Preface

John M. Hull

In reading this book, you probably want to understand blindness better. You want to know what it is like to go blind, and to be blind. A couple of years after losing my own sight, I became interested in blindness and read more than twenty autobiographies of people who had gone blind. These stories amazed me: they were often full of humour, courage and ingenuity. Some told of how they became golf champions, ski experts, medical practitioners and successful business people. Some were written to proclaim a faith, others in the spirit of stoic acceptance. Most of them were inspiring stories of triumph and reconciliation. But I did not find what I was looking for: an account of blindness as I knew it. Maybe I did not look hard enough, or read sufficiently widely. All I can say is that the books I did read did not describe the aspects of blindness which were more significant to me. Many of them were literary accounts: they had a beginning, a middle and an end. They were like novels, with an interesting style, a climax or a resolution. This book is not like that.

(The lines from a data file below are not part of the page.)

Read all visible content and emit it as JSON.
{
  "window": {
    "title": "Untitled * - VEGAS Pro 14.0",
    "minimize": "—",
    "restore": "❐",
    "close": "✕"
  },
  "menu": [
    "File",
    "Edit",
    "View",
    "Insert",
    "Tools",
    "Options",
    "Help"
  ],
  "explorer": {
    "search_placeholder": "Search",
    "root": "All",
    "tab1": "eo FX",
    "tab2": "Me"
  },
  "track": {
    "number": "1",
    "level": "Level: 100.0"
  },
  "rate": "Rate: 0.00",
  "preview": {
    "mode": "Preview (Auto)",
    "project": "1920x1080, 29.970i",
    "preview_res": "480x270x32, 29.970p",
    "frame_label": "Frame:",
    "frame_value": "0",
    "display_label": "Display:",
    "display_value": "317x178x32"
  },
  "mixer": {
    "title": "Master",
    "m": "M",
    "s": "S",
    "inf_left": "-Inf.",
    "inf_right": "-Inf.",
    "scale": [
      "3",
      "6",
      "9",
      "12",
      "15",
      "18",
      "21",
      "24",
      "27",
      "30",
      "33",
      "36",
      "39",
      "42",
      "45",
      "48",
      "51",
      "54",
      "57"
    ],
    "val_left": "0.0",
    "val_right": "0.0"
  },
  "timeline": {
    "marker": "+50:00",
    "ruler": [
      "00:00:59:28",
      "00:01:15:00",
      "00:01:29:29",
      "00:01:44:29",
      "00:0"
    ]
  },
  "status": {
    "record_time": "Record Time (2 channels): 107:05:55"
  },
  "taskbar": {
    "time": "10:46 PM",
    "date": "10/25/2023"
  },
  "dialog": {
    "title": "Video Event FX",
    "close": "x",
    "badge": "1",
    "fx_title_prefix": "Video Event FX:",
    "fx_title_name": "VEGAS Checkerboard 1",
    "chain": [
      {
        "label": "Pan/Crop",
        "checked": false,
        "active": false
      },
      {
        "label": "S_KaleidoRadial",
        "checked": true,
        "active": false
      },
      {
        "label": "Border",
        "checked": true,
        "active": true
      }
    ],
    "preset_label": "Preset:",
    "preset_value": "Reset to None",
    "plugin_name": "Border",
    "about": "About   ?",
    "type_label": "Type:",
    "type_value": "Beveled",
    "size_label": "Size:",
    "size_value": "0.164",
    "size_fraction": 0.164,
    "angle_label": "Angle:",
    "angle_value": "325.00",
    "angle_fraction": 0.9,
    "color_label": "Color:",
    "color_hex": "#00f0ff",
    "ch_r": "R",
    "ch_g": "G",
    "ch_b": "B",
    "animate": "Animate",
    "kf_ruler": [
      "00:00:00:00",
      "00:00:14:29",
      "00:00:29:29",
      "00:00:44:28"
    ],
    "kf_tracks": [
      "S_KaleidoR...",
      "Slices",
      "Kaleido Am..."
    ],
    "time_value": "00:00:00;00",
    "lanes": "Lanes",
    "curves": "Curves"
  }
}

In June of 1983, about two and a half years after I had been registered as a blind person, I began to record on cassette my daily experiences. This was when the truth of being blind began to hit me. You may wonder why it took so long, but the first couple of years were full of exciting problems to be solved. It was only afterwards that I began to make the transition from being a sighted person who could not see to being a blind person. Sometimes I added something to my cassette every day, day after day, but sometimes weeks would go past. I recorded things that I felt strongly about; when they puzzled me, or delighted me, I said what I had to say in order to help me to grapple with what was going on. I kept this up for three years, and gradually the need to make further recordings grew less. I spoke about my children, my work, my relations with women and men, and I recorded my dreams.

This book is the result. It has no particular ending, because blindness has no ending. It would be nice to be able to say that there was a happy ending, that a miracle happened, but it didn’t. I was interested in how my children would gradually discover what it meant to have a blind father. I was interested in what would happen to my dreams. I recorded my dreams, mostly on the day after the dream took place, sometimes within a few minutes of waking. The dream narratives form a sort of subplot, if it can be called a plot, since the conscious material shows how the unconscious mind struggled with the problem. The relationship between dreaming and waking and the nature of consciousness itself is one of the persistent themes of the book. Other themes are the changing perception of nature, the transformation in my understanding of what a person is, and the problem of making sense of such terrible loss.

The book is not tightly organised. There are bits and pieces all over the place. There are times when solutions seem to be in sight, so to speak, but there are continual relapses, when nothing seems to have been gained or learned. If there is repetition, it is because the same problems and the same experiences went round and round, interpreted from many aspects.

To the blind reader

Blind people differ from each other as much as sighted people do. I do not claim to speak for you, but only for myself. You do not need to know what blindness is like, because you are blind. Perhaps you are reading this book in order to discover companionship with someone else who has passed your way. I hope you find it here.